As usual, those shoes were sporting a spitball shine on Tuesday.

"If you stay around long enough, I guess something is gonna happen," Pisani said during his brief remarks at the podium, sounding and looking a bit like that old baseball philosopher Yogi Berra. "And I guess something happened.

"When (Hall of Fame executive) Terry Cottle called to tell me, you could have knocked me over with a feather."

Like the rest of the inductees who spoke or sent messengers to speak on their behalf, Pisani expressed his gratitude to the committee and seemed flattered to be standing on the dais.
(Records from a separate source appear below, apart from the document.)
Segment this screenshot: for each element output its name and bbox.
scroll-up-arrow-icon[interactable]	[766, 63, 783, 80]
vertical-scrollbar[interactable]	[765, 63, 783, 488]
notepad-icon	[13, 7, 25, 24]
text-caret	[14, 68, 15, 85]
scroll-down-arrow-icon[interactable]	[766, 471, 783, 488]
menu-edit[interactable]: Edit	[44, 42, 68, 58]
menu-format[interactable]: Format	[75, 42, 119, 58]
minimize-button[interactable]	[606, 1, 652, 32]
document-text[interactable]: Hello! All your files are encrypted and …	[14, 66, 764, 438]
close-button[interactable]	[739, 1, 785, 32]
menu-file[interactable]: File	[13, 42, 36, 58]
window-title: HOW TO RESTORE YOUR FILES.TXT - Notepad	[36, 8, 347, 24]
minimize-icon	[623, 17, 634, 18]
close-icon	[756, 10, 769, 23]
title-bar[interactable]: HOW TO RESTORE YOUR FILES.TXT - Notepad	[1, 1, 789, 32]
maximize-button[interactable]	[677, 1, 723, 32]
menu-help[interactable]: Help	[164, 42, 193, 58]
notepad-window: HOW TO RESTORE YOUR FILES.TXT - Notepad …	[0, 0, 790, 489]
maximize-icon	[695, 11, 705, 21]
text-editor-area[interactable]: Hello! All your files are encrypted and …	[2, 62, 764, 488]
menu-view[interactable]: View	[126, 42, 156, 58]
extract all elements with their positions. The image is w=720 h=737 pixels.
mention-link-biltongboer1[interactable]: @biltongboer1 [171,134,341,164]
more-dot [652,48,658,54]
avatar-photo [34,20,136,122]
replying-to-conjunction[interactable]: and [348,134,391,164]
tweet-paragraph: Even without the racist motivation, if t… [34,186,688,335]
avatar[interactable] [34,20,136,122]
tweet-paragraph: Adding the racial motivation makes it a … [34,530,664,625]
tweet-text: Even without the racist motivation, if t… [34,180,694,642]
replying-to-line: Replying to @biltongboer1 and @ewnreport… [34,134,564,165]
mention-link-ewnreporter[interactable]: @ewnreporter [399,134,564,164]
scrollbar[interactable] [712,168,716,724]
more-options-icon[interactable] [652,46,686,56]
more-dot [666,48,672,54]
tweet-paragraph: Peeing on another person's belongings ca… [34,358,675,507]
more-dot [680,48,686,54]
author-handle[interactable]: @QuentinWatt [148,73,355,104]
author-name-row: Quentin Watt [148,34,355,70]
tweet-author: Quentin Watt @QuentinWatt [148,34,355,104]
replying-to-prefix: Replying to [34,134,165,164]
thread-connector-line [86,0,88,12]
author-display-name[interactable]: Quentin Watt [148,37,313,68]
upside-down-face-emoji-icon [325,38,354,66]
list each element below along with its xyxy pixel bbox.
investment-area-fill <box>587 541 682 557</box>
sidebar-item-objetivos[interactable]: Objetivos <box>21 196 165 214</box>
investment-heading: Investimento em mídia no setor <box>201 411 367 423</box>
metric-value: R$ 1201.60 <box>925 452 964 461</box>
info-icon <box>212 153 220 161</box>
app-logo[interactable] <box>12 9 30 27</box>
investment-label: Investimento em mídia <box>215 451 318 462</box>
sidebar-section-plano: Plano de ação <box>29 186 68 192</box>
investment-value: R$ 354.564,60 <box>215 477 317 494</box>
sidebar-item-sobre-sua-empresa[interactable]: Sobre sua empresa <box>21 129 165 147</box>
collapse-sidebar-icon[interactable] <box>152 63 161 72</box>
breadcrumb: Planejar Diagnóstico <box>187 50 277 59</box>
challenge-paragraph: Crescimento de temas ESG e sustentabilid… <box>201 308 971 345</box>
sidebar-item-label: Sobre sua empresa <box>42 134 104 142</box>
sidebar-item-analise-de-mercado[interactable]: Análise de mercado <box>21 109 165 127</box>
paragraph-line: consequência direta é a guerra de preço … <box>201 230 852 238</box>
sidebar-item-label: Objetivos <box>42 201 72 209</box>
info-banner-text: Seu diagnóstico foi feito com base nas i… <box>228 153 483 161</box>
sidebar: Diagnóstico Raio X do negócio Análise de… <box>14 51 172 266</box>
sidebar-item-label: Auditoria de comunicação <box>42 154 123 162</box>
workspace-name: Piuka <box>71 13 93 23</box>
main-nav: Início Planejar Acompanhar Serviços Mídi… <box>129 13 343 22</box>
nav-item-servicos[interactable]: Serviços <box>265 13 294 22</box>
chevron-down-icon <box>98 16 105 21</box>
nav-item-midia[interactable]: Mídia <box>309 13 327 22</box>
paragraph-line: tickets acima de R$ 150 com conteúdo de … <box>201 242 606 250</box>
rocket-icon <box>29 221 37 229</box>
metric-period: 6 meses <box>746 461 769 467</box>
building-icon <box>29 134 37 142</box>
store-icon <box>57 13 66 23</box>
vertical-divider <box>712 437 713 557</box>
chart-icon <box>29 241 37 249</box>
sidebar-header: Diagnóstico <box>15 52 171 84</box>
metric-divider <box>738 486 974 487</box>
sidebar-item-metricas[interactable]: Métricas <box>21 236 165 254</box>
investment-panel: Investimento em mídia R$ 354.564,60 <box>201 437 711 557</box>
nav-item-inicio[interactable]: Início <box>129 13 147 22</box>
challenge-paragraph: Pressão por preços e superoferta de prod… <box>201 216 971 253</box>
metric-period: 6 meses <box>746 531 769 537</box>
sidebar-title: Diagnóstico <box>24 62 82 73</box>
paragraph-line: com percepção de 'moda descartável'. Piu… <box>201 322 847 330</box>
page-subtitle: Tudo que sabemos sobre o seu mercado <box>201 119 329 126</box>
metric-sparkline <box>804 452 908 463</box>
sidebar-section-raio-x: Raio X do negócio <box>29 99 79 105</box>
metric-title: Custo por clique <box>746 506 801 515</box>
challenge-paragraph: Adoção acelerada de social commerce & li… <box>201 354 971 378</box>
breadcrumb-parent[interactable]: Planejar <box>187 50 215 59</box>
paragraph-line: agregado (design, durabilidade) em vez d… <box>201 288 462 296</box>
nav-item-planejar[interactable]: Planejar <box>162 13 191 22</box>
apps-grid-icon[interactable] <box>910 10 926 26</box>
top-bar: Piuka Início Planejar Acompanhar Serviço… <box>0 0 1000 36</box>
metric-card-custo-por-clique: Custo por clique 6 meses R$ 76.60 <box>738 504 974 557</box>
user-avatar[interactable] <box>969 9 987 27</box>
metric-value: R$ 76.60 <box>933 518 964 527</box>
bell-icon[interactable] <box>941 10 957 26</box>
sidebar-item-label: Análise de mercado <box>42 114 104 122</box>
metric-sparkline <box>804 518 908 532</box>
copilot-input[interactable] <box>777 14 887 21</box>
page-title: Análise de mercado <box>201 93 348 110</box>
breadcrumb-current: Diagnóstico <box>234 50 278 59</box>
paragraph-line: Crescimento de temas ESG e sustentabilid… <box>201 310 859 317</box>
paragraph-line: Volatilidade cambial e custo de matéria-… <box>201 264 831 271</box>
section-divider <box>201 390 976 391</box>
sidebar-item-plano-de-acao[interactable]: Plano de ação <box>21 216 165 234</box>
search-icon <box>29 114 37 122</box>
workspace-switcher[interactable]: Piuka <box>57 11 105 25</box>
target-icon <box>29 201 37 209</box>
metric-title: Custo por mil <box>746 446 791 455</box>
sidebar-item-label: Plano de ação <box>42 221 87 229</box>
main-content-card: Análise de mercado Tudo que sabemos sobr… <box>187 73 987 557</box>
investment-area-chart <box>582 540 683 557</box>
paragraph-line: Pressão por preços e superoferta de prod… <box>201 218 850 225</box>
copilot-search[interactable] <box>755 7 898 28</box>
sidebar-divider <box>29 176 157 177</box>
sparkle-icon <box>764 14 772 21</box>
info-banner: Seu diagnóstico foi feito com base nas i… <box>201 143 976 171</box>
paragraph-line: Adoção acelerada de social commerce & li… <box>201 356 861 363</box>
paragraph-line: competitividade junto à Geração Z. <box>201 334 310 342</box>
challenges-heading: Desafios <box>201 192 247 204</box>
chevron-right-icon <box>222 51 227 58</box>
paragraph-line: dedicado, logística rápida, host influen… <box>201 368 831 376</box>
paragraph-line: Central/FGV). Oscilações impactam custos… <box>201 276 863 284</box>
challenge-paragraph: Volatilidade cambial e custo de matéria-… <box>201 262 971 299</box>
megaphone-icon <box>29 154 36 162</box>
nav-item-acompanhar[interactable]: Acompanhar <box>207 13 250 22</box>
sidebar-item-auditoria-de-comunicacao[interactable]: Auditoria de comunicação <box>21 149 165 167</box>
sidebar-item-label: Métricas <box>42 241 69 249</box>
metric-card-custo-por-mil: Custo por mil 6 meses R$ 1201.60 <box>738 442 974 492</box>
After the news conference adjourned and everybody went back to work or up to the food court to catch a bite to eat or watch the girls make lemonade at Hot Dog on a Stick, I spotted Pisani, by his lonesome, checking out the lifesize cutouts and other memorabilia donated by what soon will be his Hall of Fame brethren.

He looked like a kid in a candy store, which is appropriate, given his habit of passing out gum or candy or other treats to those he encounters both inside and outside the chalk lines.

My introduction to Sweets Lou was at a Rebels baseball game in the late 1980s. I didn't know him by name, but he knew mine. He handed me one of those chocolate-covered Kudos snack bars.

On Tuesday, had I been thinking, I would have returned the favor. After handing them out for oh so many years, it was Lou Pisani's turn to accept some kudos for himself.